Put the two together, and the result is an incoherent worldview in which the existing government can change from good to evil and back again in an instant. My favorite example is probably campaign finance "reform": Things are bad because the government is controlled by evil, greedy special interests, so we should solve the problem by passing laws giving the government greater power to control who can contribute money to political efforts and what can be said during elections, thereby driving out the special interests... and this will work because the government that enacts, enforces, and interprets those laws is controlled by We the People and exists to promote the common good. It only makes sense if America has two effectively indistinguishable federal governments that somehow exist side by side simultaneously, one good and one evil.
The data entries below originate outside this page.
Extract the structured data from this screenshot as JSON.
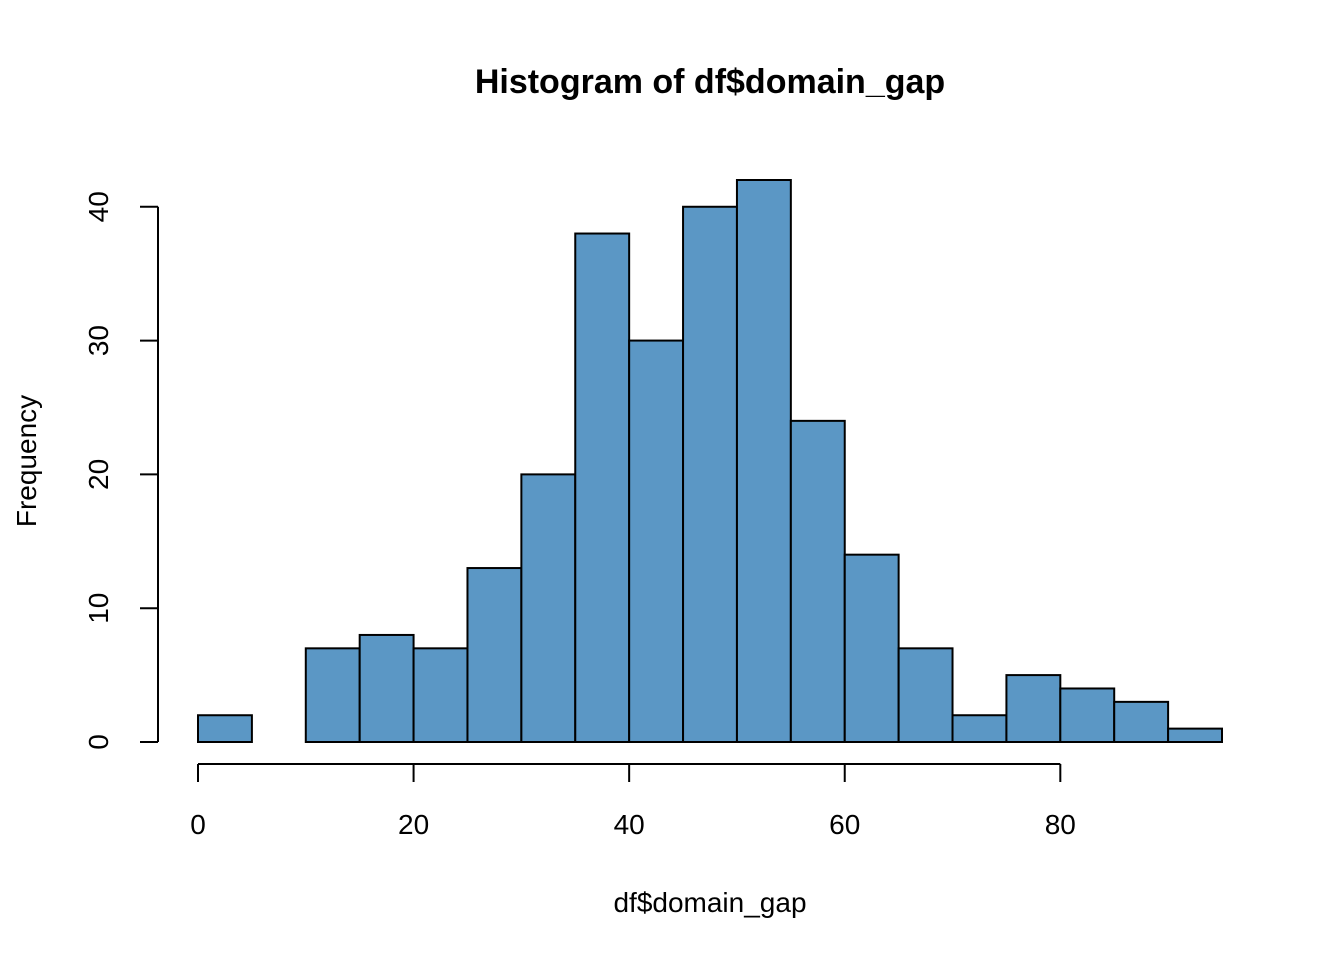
{
  "chart_data": {
    "type": "bar",
    "title": "Histogram of df$domain_gap",
    "xlabel": "df$domain_gap",
    "ylabel": "Frequency",
    "bin_edges": [
      0,
      5,
      10,
      15,
      20,
      25,
      30,
      35,
      40,
      45,
      50,
      55,
      60,
      65,
      70,
      75,
      80,
      85,
      90,
      95
    ],
    "values": [
      2,
      0,
      7,
      8,
      7,
      13,
      20,
      38,
      30,
      40,
      42,
      24,
      14,
      7,
      2,
      5,
      4,
      3,
      1
    ],
    "x_ticks": [
      0,
      20,
      40,
      60,
      80
    ],
    "y_ticks": [
      0,
      10,
      20,
      30,
      40
    ],
    "xlim": [
      0,
      95
    ],
    "ylim": [
      0,
      42
    ],
    "bar_color": "#5B97C5",
    "grid": false
  }
}
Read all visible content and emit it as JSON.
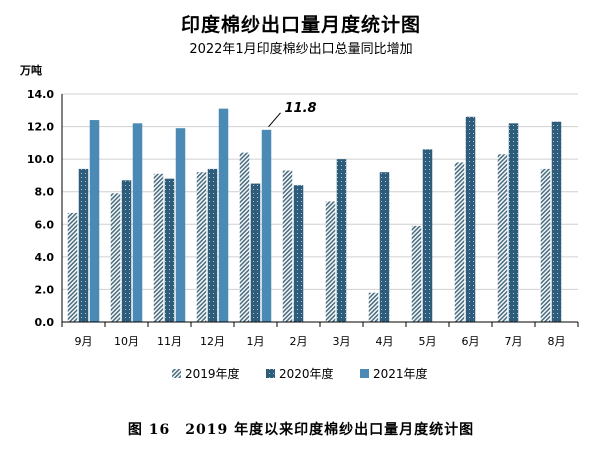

(Or if reform is so powerful that its effects can actually travel back in time, and thereby prevent the special interests pulling the government's strings from using campaign reform's powers for evil by destroying them in the past, before the reform's own creation. Our current understanding of physics does not rule out the theoretical possibility of time travel, so this arguably has a better chance of success than most liberal projects.)

It's quite a testament to how powerful the myth of the democratic interventionist state as defender of the common man has become. How many kings, oligarchs, and despots of past ages could boast that even most of the people who hated them were passionately dedicated to pushing more power into their hands?